North Carolina State Treasurer Dale Folwell would like to find out the cost of the health care the state is providing to over 727,000 employees and their dependents.

Most everyone who has ever look at a bill for any kind of medical care in the past ten years has been mystified by what it means.

Folwell who has been put in charge of the state healthcare system seems to be asking a reasonable question, why is the state being charged whatever it is being charged for medical procedures.  Most people don’t think they have the clout to go head to head with the health care industry.  Folwell thinks by spending more than $3.3 billion a year on health care the state does and he has proposed a major change to the way the state pays for medical care.  He calls it the Clear Pricing Project.

The current system appears to be that the health care providers charges whatever they want and since they won’t let the person paying the bill, Folwell, see the bill, he has no ability to question those costs.  Certainly mistakes are made, but how would anyone know, since no one is allowed to see the actual bill.

What Folwell plans to do is base the amount paid on what Medicare pays and his proposal is for the state to pay and average of 77 percent more than Medicare.  This gives the state a cost basis.
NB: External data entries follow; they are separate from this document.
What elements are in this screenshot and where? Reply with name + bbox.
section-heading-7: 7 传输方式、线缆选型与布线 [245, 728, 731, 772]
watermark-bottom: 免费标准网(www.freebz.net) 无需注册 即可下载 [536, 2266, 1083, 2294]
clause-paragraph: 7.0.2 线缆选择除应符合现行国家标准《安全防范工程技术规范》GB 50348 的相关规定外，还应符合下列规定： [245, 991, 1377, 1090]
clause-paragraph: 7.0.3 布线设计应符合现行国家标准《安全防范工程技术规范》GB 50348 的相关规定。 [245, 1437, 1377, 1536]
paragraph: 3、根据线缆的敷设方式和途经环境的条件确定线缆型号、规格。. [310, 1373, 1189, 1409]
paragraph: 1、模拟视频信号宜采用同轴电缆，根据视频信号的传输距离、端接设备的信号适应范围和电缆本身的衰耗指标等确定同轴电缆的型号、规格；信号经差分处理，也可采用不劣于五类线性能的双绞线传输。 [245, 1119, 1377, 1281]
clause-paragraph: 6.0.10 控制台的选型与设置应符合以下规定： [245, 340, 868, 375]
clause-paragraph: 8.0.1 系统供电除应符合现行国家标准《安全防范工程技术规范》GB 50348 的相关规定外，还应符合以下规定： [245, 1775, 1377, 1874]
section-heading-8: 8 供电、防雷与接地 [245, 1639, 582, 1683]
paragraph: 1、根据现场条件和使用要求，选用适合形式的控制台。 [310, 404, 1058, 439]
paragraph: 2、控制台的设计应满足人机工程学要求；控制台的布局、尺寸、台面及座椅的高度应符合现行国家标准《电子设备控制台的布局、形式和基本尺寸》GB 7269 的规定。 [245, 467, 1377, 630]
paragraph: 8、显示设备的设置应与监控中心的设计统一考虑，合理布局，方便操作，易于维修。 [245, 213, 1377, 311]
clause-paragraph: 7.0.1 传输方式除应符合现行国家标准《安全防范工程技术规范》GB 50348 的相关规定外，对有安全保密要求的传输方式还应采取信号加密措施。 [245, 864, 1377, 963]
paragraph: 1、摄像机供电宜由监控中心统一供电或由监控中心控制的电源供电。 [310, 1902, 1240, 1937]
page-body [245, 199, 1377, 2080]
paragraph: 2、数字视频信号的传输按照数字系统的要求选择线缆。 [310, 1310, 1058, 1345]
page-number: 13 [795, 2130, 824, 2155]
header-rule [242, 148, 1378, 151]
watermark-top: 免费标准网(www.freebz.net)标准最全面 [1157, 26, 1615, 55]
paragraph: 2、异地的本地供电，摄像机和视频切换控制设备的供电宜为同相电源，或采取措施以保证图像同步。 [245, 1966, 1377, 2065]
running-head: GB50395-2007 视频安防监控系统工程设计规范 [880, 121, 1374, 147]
But the hospitals don’t like the idea of having some controls put on what they charge and now the legislature has become involved.  State House Bill 184 which was making it’s way through the House committees, would stop Folwell from implementing the Clear Pricing Project, in 2020 as he planned.

Folwell said, “The Clear Pricing Project pushes the power away from us and down to the consumer.”  He said his plan would result in savings of about $60 million the first year.

Folwell said that on the downside, “If we are not successful this plan is insolvent.”  He said the funding from the General Assembly was going up 4 percent a year but health care costs were going up much higher than that.

As elected bodies like to do, House Bill  would appoint a committee to study the issue and then probably have three or four subcommittees to study the sub-issues and with any luck at all the legislature can get the whole reform put on hold until after the election in 2020.

By the way it is no small amount of money, under the current system the state healthcare system represents a $32 billion unfunded mandate.

The good news from Raleigh is that there is no companion bill in the state Senate.  It doesn’t mean that the Senate might not pass some kind of bill, but it does indicate that right now the state House and the state Senate are not on the same page when it comes to the state healthcare plan.

The House can of course pass anything it wants and it will have absolutely no effect unless the Senate agrees.

It’s hard to see why Folwell should not at the very least be able to find out what the state is paying for when it receives a bill for a medical procedure.  In fact it seems like something we should all be able to find out.